The SEM image in Fig. 1 shows the 11 µm thick, free-standing EpiPoly sensor structure of a rotation rate sensor. By means of comb electrodes made of the same EpiPoly-Si, one side of which is fixed to the substrate, the sensor structure is electrostatically excited to resonant in-plane oscillation. If an angular acceleration acts on the sensor structure, it is additionally excited to oscillate perpendicular to the plane. This oscillation can be detected capacitively by means of electrodes made of thin LPVD poly-Si located below the sensor structure, the out-of-plane electrodes in the cross-sectional image. The gap between the out-of-plane electrodes and the movable EpiPoly sensor structure is created by etching out an LPCVD silicon oxide layer in HF gas phase that was originally located in between. By bonding another Si substrate with etched cavities and getter film integrated therein, the exposed sensor structures are hermetically encapsulated, see cross-sectional image. An exclusive, patented technique of ISIT allows to set different gas pressures in adjacent cavities. This enables highly integrated, precise and cost-effective manufacturing of IMUs (Inertial Measurement Units) with acceleration and angular rate sensors on one and the same chip.




Fig. 2: Schematic cross-section through an electrostatically actuated, dual-axis MEMS scanner fabricated using two Epi-Poly layers (left), and photo of a vacuum-encapsulated, single-axis specimen with 3D glass lid (right).

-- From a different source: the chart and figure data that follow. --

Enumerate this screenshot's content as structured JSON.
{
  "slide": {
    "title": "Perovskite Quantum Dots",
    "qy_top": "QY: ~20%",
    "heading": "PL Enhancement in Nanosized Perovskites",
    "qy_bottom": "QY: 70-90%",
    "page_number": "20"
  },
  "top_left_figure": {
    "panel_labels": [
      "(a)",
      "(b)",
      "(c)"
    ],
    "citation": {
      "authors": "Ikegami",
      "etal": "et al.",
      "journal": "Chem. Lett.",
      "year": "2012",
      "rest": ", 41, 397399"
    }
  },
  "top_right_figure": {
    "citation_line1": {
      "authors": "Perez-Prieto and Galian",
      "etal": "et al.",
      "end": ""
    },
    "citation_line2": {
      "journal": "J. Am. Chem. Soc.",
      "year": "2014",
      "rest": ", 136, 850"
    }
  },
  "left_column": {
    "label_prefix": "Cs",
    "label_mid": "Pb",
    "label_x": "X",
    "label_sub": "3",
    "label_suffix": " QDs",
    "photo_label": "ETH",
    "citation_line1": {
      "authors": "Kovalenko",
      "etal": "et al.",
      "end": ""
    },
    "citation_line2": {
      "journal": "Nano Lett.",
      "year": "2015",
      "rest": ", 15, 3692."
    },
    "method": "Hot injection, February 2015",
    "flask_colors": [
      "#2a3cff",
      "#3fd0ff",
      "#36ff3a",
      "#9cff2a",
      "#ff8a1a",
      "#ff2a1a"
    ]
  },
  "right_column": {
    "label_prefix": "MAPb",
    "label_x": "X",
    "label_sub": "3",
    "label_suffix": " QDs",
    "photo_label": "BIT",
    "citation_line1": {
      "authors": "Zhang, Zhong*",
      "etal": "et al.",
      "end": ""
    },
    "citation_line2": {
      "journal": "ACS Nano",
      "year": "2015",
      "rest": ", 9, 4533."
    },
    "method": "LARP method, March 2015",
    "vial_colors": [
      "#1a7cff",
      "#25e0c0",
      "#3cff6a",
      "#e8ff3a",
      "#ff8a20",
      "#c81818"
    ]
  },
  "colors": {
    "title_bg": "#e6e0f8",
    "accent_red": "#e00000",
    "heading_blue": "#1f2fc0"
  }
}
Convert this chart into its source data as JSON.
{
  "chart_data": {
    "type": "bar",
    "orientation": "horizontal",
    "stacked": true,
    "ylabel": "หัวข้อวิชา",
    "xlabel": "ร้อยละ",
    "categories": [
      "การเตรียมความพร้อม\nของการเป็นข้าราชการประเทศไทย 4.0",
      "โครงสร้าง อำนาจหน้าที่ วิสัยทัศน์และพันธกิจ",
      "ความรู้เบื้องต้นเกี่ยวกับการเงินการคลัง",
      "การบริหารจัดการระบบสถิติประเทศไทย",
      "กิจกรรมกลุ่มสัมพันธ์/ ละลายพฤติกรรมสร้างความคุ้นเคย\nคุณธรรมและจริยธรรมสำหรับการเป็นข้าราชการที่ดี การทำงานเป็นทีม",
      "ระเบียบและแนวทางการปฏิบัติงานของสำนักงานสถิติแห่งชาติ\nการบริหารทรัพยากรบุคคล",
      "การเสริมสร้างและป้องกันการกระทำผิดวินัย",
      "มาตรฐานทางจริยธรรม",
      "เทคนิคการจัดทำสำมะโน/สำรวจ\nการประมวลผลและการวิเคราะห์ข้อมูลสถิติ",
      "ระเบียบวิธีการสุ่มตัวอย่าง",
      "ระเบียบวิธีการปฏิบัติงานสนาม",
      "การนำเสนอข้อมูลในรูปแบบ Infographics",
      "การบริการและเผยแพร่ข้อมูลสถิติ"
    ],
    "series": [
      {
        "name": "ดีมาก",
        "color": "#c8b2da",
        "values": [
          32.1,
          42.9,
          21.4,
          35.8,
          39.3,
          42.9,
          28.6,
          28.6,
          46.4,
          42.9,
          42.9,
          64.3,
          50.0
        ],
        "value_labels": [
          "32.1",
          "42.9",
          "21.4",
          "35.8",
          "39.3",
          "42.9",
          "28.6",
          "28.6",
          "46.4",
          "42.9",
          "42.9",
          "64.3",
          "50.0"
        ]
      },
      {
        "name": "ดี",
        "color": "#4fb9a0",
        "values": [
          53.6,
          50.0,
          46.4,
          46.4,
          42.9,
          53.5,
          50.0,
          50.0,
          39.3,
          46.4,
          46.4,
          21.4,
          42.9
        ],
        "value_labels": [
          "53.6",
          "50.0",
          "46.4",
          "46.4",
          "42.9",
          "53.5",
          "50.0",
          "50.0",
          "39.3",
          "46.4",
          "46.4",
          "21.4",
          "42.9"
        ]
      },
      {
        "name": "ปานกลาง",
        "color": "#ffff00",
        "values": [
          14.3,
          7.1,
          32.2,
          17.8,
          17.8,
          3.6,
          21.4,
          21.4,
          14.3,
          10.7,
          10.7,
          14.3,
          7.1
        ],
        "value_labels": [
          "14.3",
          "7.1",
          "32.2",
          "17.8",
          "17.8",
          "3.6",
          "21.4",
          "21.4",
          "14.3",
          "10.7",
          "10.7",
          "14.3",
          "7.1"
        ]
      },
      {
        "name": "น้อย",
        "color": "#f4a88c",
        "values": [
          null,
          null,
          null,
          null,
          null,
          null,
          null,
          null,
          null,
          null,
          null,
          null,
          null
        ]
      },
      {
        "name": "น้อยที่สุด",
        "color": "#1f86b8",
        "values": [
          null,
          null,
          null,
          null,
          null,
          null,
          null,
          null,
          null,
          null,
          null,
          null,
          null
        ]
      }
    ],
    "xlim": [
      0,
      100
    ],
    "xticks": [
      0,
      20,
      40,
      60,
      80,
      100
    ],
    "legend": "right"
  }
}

Fig. 2 on the left shows the schematic cross-section through an electrostatically actuated, two-axis MEMS scanner, for whose drive and sensing electrodes, respectively, two 40 µm thick EpiPoly layers were used. These also form the mirror plate, which is extraordinarily rigid thanks to a total thickness of 80 µm and does not deform during operation even with diameters in the mm range. Unlike the inertial sensors, the moving structure is exposed by removing the substrate underneath from its rear side. A sacrificial layer is not required. MEMS scanners can also be hermetically encapsulated if required. The photo in Fig. 2, right, shows a single-axis MEMS scanner with a three-dimensionally shaped glass lid and a bottom made of silicon. A getter material on the Si bottom also provides a stable vacuum inside the sealed cavity. Thanks to the vacuum, the scanner can be excited to resonate with very low voltages. The bonding of the MEMS, lid, and bottom substrates is accomplished in a single bonding process. A description of the different bonding processes for MEMS device encapsulation as well as the 3D glass technology, another exclusive technique of ISIT, can be found in the section "MEMS Fabrication Processes".

 

By combining the EpiPoly technology platform with other technology platforms, its application possibilities can be expanded extraordinarily. Using the piezo MEMS technology platform, for example, piezoelectrically actuated scanners can also be manufactured. Scanners with PZT-based actuation can be easily excited to oscillate even in air thanks to the very large forces. AlN- and AlScN-based scanners can be operated quasistatically. Using the PowderMEMS technology platform, NdFeB micromagnets can be integrated at the substrate level in the moving structure of a scanner. Scanners of this type can be excited by the electromagnetic fields of external coils. Again, large forces and operation in quasi-static mode are possible. In addition, the actual MEMS device does not require any electrical connections at all, which greatly simplifies its manufacture.